There are other considerations for use of medical data beyond the legal issues. Moving data from one system to another in a reliable, repeatable process is a logistical challenge that typically involves professional people and processes that are complex and error prone. Data in transit and data at rest create opportunities for breaches and may leave information exposed to missed security policies and cleanup activities.Encrypting and securing data once it has left a source system must conform to certain standards.

Data quality (or lack thereof) can be a very important concern if the secondary use of data is for patient care. Is the data complete, accurate, and contemporary? The integrity, privacy, and security of the data may impose different requirements depending on whether it is to be used for research, marketing, quality improvement, benchmarking, or commercial purposes.

NEXT: De-identifying data

 

De-identifying data

De-identification is another consideration for secondary use of protected health information for most (not all) purposes. There are two methods recognized by HIPAA for de-identification-a safe harbor method involving the removal of 18 identifiers and an expert certification method. In the second method, a third party renders a determination that the risk is very small that a patient who is the subject of the information could be identified-alone or in combination with other information. This is a new and burgeoning area of business and legal activity, but the concern for practices who may consider de-identifying their data is potential liability should a patient be identified-especially if those data are being aggregated by a party with access to other health care data sets.

You might also like: How ICD-10 is changing how you do Dx coding

Finally, there are other legal and compliance issues. A practice considering “selling” its data directly or indirectly may invoke Sunshine Act reporting requirements when dealing with a pharmaceutical company.
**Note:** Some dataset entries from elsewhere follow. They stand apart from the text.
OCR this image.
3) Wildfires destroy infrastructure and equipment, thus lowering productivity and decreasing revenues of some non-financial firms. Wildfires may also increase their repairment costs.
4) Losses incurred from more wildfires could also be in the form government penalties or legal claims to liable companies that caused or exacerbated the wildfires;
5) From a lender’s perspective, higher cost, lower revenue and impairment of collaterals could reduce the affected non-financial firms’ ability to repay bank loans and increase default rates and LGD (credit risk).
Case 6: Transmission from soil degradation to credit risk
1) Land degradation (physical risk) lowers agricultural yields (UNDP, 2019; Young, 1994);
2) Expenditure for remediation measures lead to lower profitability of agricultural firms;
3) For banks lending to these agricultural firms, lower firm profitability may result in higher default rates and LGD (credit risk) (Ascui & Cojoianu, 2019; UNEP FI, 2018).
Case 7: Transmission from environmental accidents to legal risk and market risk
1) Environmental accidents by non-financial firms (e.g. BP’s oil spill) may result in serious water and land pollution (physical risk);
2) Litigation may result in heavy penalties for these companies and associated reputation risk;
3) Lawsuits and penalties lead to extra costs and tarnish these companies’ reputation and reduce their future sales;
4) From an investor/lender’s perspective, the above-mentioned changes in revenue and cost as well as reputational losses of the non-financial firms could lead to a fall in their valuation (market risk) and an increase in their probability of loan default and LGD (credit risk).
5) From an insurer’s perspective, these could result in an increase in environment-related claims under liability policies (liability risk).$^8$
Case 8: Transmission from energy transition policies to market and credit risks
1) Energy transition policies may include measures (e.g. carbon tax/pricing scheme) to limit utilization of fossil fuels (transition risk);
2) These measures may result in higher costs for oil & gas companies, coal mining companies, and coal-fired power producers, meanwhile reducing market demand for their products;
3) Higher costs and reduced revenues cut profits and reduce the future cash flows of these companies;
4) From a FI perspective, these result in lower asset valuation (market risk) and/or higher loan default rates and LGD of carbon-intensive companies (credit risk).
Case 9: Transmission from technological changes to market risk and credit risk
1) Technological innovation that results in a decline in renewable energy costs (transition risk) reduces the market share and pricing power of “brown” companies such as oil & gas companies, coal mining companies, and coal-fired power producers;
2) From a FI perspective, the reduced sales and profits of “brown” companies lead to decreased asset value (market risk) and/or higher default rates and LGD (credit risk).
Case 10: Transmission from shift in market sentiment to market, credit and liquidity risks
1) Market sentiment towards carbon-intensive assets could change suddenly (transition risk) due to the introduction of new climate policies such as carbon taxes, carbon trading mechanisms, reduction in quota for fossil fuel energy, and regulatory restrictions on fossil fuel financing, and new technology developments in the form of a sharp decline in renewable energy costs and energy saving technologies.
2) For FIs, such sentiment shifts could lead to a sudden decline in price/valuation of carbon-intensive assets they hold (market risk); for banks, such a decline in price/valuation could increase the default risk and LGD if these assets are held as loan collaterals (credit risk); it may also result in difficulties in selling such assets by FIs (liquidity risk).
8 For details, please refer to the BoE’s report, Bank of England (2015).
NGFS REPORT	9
Physicians and those purchasing from physicians will need to be versed in fair market value concepts, and perhaps even engage a valuation firm.

Bottom line: Physician practices are the stewards of highly confidential information, and with that comes the responsibility to carefully safeguard that information. Protected health information is generated and stored in primary systems that have their own vulnerabilities. As you consider secondary uses of this information, remember the complicated framework within which you operate to gain any benefit and avoid risk.